Although BYU has not publicly responded to complaints about its allegations of mistreatment of LGBTQ2S+ students, the school believes it has the right not to follow anti-discrimination laws, according to President Kevin Worthen. On Nov. 19, Worthen responded to the DOE inquiry by writing that BYU is religiously exempt from “any Title IX application relating to sexual orientation and gender identity that is inconsistent with the religious tenets of the Church of Jesus Christ of the last days”. Saints.
After the investigation was launched, BYU responded by cracking down more heavily on its LGBTQ2S+ student population. The school banned student protests on “Y” Mountain, where around 40 people lit the iconic letter in rainbow lights last March in support of LGBTQ2S+ students. BYU says students who defy the ban may not only be disciplined by the school, but arrested.
Meanwhile, LGBTQ2S+ students say BYU continues to turn a blind eye to the harassment they face. When BYU professor Hank Smith called Calvin Burke “Korihor” on Twitter in response to a DezNat executive’s tweet, BYU never suspended him from teaching or made a statement about the incident. “Korihor” is the name of the antichrist in the Book of Mormon, the faith’s holiest scripture, and Burke says the term is “the worst word you can call anyone in Mormonism.”

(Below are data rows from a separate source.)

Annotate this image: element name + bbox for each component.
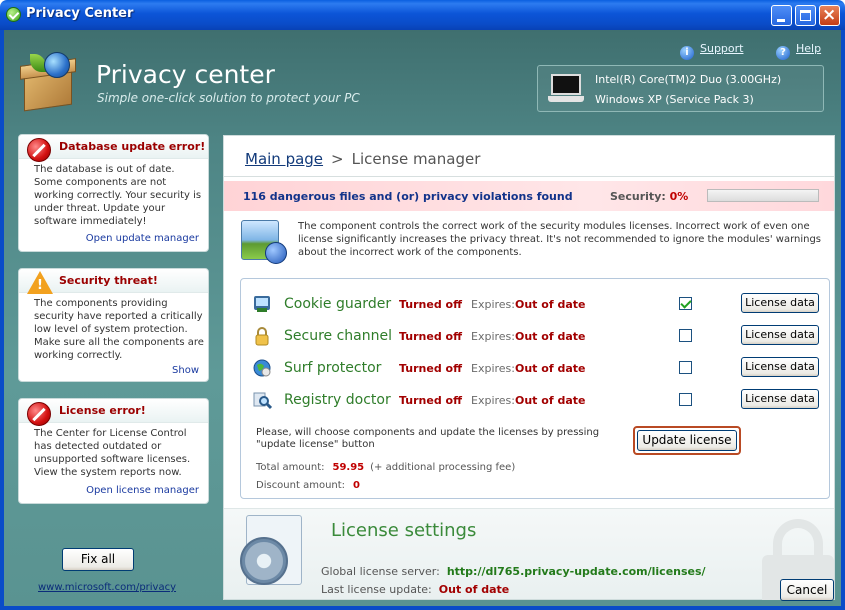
minimize-button[interactable] — [771, 5, 792, 26]
component-name: Cookie guarder — [284, 296, 392, 312]
warning-icon — [27, 271, 53, 294]
discount-amount: Discount amount: 0 — [256, 480, 361, 491]
security-value: 0% — [669, 190, 689, 203]
expires-label: Expires: — [471, 298, 515, 311]
expires-label: Expires: — [471, 362, 515, 375]
component-checkbox[interactable] — [679, 361, 692, 374]
components-panel: Cookie guarder Turned off Expires: Out o… — [240, 278, 830, 499]
alert-license-error: License error! The Center for License Co… — [18, 398, 209, 504]
expires-value: Out of date — [515, 394, 586, 407]
breadcrumb-main-page[interactable]: Main page — [245, 150, 323, 168]
component-name: Registry doctor — [284, 392, 391, 408]
last-update-value: Out of date — [438, 583, 510, 596]
component-name: Surf protector — [284, 360, 382, 376]
os-info: Windows XP (Service Pack 3) — [595, 93, 754, 106]
title-bar: Privacy Center × — [0, 0, 845, 30]
component-status: Turned off — [399, 394, 463, 407]
divider — [224, 176, 834, 177]
threat-strip: 116 dangerous files and (or) privacy vio… — [224, 181, 834, 211]
breadcrumb-separator: > — [331, 150, 344, 168]
laptop-icon — [548, 74, 584, 104]
alert-body: The Center for License Control has detec… — [34, 428, 191, 478]
alert-title: Database update error! — [59, 140, 206, 153]
license-data-button[interactable]: License data — [741, 293, 819, 313]
globe-icon — [252, 358, 272, 378]
intro-text: The component controls the correct work … — [298, 221, 822, 258]
threat-message: 116 dangerous files and (or) privacy vio… — [243, 190, 573, 203]
stop-icon — [27, 402, 51, 426]
license-shield-icon — [241, 220, 289, 268]
app-heading: Privacy center — [96, 60, 275, 89]
app-client-area: Privacy center Simple one-click solution… — [4, 30, 841, 606]
app-logo-box-icon — [20, 52, 80, 112]
settings-gear-icon — [240, 515, 312, 593]
expires-value: Out of date — [515, 362, 586, 375]
microsoft-privacy-link[interactable]: www.microsoft.com/privacy — [38, 582, 176, 593]
total-amount: Total amount: 59.95 (+ additional processi… — [256, 462, 516, 473]
breadcrumb-current: License manager — [351, 150, 481, 168]
choose-components-note: Please, will choose components and updat… — [256, 427, 600, 450]
update-license-button[interactable]: Update license — [637, 430, 737, 451]
alert-body: The database is out of date. Some compon… — [34, 164, 202, 227]
expires-value: Out of date — [515, 298, 586, 311]
cancel-button[interactable]: Cancel — [780, 579, 834, 601]
info-icon: i — [680, 46, 694, 60]
open-update-manager-link[interactable]: Open update manager — [86, 233, 199, 244]
cookie-guarder-icon — [252, 294, 272, 314]
support-link[interactable]: i Support — [680, 42, 743, 60]
component-status: Turned off — [399, 298, 463, 311]
app-tagline: Simple one-click solution to protect you… — [97, 91, 360, 105]
component-name: Secure channel — [284, 328, 392, 344]
alert-body: The components providing security have r… — [34, 298, 204, 361]
close-button[interactable]: × — [819, 5, 840, 26]
expires-value: Out of date — [515, 330, 586, 343]
magnifier-icon — [252, 390, 273, 410]
license-manager-panel: Main page > License manager 116 dangerous … — [223, 135, 835, 601]
expires-label: Expires: — [471, 330, 515, 343]
component-checkbox[interactable] — [679, 393, 692, 406]
open-license-manager-link[interactable]: Open license manager — [86, 485, 199, 496]
padlock-icon — [252, 326, 272, 346]
component-checkbox[interactable] — [679, 297, 692, 310]
alert-database-update: Database update error! The database is o… — [18, 134, 209, 252]
processing-fee-note: (+ additional processing fee) — [370, 462, 516, 473]
component-status: Turned off — [399, 362, 463, 375]
last-update-row: Last license update: Out of date — [321, 583, 510, 596]
component-row-cookie-guarder: Cookie guarder Turned off Expires: Out o… — [241, 291, 829, 317]
license-settings-section: License settings Global license server: h… — [224, 508, 834, 601]
maximize-button[interactable] — [795, 5, 816, 26]
license-server-value: http://dl765.privacy-update.com/licenses… — [446, 565, 706, 578]
component-row-secure-channel: Secure channel Turned off Expires: Out o… — [241, 323, 829, 349]
system-info-panel: Intel(R) Core(TM)2 Duo (3.00GHz) Windows… — [537, 65, 824, 112]
alert-security-threat: Security threat! The components providin… — [18, 268, 209, 382]
license-data-button[interactable]: License data — [741, 357, 819, 377]
app-check-icon — [6, 7, 21, 22]
breadcrumb: Main page > License manager — [245, 150, 480, 168]
license-settings-title: License settings — [331, 520, 477, 541]
alert-title: License error! — [59, 404, 146, 417]
show-link[interactable]: Show — [172, 365, 199, 376]
security-progress-bar — [707, 189, 819, 202]
security-label: Security: 0% — [610, 190, 689, 203]
help-link[interactable]: ? Help — [776, 42, 821, 60]
discount-amount-value: 0 — [353, 480, 361, 491]
close-icon: × — [822, 5, 837, 25]
fix-all-button[interactable]: Fix all — [62, 548, 134, 571]
cpu-info: Intel(R) Core(TM)2 Duo (3.00GHz) — [595, 73, 782, 86]
question-icon: ? — [776, 46, 790, 60]
stop-icon — [27, 138, 51, 162]
total-amount-value: 59.95 — [332, 462, 365, 473]
component-row-registry-doctor: Registry doctor Turned off Expires: Out … — [241, 387, 829, 413]
expires-label: Expires: — [471, 394, 515, 407]
license-server-row: Global license server: http://dl765.priva… — [321, 565, 706, 578]
component-checkbox[interactable] — [679, 329, 692, 342]
alert-title: Security threat! — [59, 274, 158, 287]
component-status: Turned off — [399, 330, 463, 343]
license-data-button[interactable]: License data — [741, 389, 819, 409]
window-title: Privacy Center — [26, 6, 134, 21]
license-data-button[interactable]: License data — [741, 325, 819, 345]
update-license-focus-ring: Update license — [633, 426, 741, 455]
component-row-surf-protector: Surf protector Turned off Expires: Out o… — [241, 355, 829, 381]
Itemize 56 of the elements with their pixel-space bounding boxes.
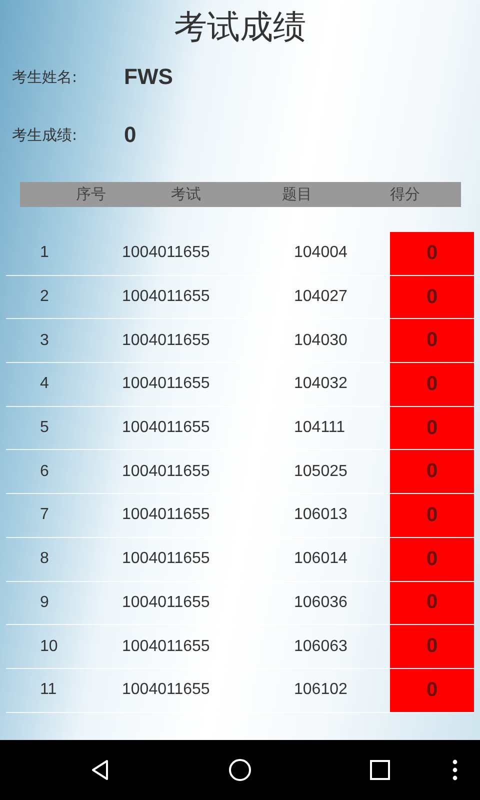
score-cell: 0 [390,668,474,712]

“It hit like a punch,” Burke recalled of the May 2021 incident. “Professor Smith had been my teacher at one point, and he was actually the first teacher I had said to go to graduate school to study religion.”
While LGBTQ2S+ students say BYU steers many away from religion, Burke keeps his belief in God and his relationship with the college separate. In fact, her faith is what leads her to believe BYU has a greater responsibility to LGBTQ2S+ students. “I don’t believe anyone can overlook those who suffer the most and are the most marginalized in society and claim that they are following God at the same time,” he says. “Those in power have an obligation to those who are vulnerable.”